The blast also injured three of the workers, who included the heads of polling stations, Tidjani Ibrahim Katiella told AFP.
The explosion occurred in the town of Dargol some 100 kilometres (60 miles) from Niamey in the so-called tri-border region where Niger, Mali and Burkina Faso converge.
The vast and unstable region has been under a state of emergency since 2017.
It was the scene of one of the worst civilian massacres suffered by the Sahel country in early January, when around 100 people were killed during an attack on two villages.
The twin attack occurred on the day election officials announced results from the first round of the presidential vote held on December 27.
Niger voted Sunday in a presidential run-off between two political heavyweights that is set to bring about the first democratic transition of power in the coup-prone country’s history.
The world’s poorest nation according to the UN’s development rankings for 189 countries, Niger is also struggling with jihadist insurgencies that have spilled over from Mali and Nigeria.
Only 7.4 million of the country’s 22 million people were eligible to vote on Sunday — a reflection of the population’s youthfulness.
Thousands of soldiers were deployed nationwide for the vote, set to usher in a peaceful handover between elected presidents, a first since Niger’s independence from France in 1960.
Several foreign observer missions were also on hand including from the Economic Community of West African States (ECOWAS) and the Francophonie organisation of French-speaking countries.
Outgoing President Mahamadou Issoufou’s decision to voluntarily step down after two five-year terms was welcomed in a region where many leaders have tried to cling to power.
“I’m proud to be the first democratically elected president in our history to be able to pass the baton to another democratically elected president,” Issoufou said as he voted in the capital Niamey accompanied by his two wives.

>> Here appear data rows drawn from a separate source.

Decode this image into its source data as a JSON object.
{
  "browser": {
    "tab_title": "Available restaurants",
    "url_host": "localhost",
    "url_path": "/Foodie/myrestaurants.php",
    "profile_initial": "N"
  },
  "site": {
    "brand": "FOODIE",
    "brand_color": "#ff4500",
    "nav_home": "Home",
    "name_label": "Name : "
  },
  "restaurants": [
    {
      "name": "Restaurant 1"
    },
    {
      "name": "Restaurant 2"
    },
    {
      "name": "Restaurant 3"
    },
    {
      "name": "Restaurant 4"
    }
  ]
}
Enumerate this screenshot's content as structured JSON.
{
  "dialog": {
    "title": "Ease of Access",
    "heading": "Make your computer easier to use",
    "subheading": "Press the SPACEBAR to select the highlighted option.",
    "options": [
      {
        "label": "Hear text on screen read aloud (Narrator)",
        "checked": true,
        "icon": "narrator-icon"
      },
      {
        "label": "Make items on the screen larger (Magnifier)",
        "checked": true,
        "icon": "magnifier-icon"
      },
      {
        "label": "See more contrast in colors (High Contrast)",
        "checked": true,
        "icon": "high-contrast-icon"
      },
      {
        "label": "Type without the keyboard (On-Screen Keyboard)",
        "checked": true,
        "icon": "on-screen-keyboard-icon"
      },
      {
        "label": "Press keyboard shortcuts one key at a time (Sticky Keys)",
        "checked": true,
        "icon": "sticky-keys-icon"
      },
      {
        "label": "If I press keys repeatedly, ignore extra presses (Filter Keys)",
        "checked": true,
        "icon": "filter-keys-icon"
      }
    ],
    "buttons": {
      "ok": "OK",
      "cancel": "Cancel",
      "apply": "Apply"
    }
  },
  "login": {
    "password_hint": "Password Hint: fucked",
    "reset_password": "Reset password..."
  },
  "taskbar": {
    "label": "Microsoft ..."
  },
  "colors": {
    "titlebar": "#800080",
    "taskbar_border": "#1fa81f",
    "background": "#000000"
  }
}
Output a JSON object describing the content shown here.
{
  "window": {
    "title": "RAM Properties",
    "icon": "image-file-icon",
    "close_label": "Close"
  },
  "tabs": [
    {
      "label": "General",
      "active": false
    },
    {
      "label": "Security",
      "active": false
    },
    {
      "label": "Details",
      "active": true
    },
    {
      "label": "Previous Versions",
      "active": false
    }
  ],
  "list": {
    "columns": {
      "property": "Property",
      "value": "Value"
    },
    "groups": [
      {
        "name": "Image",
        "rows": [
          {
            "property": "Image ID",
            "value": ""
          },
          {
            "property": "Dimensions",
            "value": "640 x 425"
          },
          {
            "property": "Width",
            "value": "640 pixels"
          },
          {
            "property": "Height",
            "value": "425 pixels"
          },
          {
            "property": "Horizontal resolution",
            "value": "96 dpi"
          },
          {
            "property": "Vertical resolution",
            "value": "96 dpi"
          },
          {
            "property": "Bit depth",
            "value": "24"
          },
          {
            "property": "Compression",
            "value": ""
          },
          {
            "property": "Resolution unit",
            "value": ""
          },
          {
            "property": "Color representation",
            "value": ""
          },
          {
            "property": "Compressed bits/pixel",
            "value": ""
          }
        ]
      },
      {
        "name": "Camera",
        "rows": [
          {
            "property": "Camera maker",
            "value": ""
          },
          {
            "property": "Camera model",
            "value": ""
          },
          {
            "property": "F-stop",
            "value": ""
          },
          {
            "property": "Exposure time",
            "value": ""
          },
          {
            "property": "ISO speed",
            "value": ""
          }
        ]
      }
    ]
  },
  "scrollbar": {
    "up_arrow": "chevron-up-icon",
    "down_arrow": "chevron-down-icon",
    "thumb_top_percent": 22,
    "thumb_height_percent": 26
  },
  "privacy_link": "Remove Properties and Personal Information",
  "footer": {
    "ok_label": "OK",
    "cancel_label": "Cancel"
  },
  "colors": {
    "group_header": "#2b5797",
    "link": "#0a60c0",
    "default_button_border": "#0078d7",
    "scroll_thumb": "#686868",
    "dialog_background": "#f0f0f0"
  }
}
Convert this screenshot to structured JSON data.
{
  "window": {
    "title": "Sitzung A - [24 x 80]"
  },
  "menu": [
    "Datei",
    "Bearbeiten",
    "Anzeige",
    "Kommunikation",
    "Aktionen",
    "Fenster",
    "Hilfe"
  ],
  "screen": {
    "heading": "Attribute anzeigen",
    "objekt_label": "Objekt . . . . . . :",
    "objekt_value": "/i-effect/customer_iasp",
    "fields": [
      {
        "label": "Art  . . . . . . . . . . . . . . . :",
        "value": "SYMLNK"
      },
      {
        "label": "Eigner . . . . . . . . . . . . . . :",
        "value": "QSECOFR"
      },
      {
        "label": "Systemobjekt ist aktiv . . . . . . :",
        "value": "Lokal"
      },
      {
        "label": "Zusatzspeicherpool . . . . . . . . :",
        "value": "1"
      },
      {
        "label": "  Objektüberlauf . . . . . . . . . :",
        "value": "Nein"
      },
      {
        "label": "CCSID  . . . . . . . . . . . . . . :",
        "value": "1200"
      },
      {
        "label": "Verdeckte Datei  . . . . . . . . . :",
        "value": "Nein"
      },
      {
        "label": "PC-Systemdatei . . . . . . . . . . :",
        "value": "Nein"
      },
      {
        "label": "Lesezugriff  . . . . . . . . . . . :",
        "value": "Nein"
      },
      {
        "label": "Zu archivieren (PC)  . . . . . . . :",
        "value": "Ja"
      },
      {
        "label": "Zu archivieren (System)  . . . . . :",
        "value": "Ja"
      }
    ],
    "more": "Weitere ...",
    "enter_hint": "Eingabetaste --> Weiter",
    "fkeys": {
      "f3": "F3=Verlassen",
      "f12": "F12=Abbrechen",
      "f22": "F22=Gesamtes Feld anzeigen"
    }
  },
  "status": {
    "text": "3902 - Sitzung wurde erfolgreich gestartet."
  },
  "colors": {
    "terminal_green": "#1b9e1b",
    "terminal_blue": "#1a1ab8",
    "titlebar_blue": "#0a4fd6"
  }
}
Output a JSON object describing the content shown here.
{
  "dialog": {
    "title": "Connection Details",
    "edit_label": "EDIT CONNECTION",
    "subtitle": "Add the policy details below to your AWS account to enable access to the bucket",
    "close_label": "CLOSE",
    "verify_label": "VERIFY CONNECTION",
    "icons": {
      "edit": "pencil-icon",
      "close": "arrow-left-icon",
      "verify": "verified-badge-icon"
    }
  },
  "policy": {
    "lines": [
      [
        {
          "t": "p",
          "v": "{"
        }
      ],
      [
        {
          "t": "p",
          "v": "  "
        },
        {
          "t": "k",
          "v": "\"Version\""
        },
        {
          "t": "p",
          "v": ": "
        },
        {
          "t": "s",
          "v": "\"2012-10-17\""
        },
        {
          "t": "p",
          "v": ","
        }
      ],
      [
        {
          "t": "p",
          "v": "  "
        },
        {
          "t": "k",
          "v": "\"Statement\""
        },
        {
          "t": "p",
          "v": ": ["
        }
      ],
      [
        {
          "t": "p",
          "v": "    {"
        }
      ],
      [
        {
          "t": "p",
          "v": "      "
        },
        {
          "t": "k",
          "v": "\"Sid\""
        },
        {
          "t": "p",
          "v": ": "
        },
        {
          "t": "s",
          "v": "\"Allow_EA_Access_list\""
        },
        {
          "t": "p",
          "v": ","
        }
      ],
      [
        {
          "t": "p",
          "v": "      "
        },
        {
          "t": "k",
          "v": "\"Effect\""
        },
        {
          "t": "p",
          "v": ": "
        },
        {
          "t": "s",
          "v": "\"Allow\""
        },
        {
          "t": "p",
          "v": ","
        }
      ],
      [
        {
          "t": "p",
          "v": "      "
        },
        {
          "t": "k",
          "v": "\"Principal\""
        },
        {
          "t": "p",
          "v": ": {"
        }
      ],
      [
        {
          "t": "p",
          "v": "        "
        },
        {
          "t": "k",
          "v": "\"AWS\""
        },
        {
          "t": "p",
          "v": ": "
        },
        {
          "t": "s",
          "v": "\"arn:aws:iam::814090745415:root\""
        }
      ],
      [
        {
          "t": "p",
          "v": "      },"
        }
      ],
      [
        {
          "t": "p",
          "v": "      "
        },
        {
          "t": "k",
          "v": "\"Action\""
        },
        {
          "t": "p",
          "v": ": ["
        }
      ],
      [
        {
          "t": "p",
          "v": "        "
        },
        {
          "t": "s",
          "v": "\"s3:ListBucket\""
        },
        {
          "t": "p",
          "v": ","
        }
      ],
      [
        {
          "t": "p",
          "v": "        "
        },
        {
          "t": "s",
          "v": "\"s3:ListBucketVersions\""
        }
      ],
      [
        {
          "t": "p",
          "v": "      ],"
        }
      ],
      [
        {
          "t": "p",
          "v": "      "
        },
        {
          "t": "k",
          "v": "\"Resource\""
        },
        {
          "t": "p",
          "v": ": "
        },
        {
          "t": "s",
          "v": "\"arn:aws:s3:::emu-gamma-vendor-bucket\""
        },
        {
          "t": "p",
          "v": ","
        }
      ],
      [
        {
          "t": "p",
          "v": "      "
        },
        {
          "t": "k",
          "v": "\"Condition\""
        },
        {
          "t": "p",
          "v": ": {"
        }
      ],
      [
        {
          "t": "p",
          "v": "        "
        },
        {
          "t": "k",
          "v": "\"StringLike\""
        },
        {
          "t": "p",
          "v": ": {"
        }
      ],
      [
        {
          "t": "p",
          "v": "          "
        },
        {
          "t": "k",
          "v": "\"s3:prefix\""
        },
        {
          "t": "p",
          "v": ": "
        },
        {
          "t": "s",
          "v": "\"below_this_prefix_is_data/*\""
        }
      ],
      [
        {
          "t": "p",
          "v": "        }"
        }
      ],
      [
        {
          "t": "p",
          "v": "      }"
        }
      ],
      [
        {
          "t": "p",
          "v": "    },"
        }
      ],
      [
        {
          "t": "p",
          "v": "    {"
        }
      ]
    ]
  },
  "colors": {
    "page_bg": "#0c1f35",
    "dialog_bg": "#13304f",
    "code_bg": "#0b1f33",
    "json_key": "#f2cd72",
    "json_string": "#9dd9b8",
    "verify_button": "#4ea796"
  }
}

His successor will be either his right-hand man Mohamed Bazoum, 60, or Mahamane Ousmane, who became the country’s first democratically elected president in 1993, only to be toppled in a coup three years later.
Ousmane, 71, is running for president for the fifth time since his ouster in one of the four military coups the country has seen along with six elections.
Both candidates are stalwarts of Niger’s political scene.
One voter, 29-year-old student Idrissa Gado, said the election is a “source of pride” for Nigeriens.
“The next president must act against the rebels, it’s the great concern in Niger,” Gado said as he voted in Niamey.
Whoever wins, 42-year-old tile-layer Ibrahim Kadi Mahmane said he hoped the new leader “doesn’t forget the poor and the people living in villages”.
– ‘Fake voting cards’ –
The CENI independent electoral commission said in a statement Sunday that “fake voting cards” had been in circulation in several regions of the country.
Voting in his native village of Zinder, Ousmane said: “If the citizens see that these elections were once again… rigged, I fear the situation will be hard to manage.”
Political alliances loomed large, with Bazoum the strong favorite after winning 39.3 percent of the first-round vote on December 27.
“I hope that luck will be with the winner… I have many reasons to believe it’s indeed on my side,” Bazoum said as he cast his ballot.
The former interior minister has already sealed the support of the candidates who came third and fourth in the first round.
Ousmane, who took nearly 17 percent in the first round, can count on the support of a coalition of 18 opposition parties as well as Hama Amadou, previously thought to be the most formidable candidate against Bazoum.
Amadou was banned from running because of a conviction for baby trafficking which he has slammed as politically motivated.
The opposition filed an unsuccessful appeal against the result of the first round, claiming fraud, but has since given up its boycott of CENI.
– Vast challenges –
Bazoum campaigned on continuity with the previous government, which promised development while facing the world’s highest birthrate — an average of seven children per woman.
“To absorb this population growth would take incredible economic growth,” a Western diplomat said.
An immense security challenge also awaits the victor.
A brutal jihadist insurgency is intensifying in the country’s west, while Islamist militants from the Nigerian movement Boko Haram wage incessant attacks in the southeast.
Sunday’s mine blast that killed seven election workers and injured three occurred some 100 kilometers (60 miles) west of Niamey in the so-called tri-border region where Niger, Mali and Burkina Faso converge.
The vast and unstable region, which has been under a state of emergency since 2017, was the scene of one of the worst civilian massacres in Niger’s history in early January when around 100 people were killed during an attack on two villages.
The twin attack occurred on the day election officials announced results from the December 27 first round.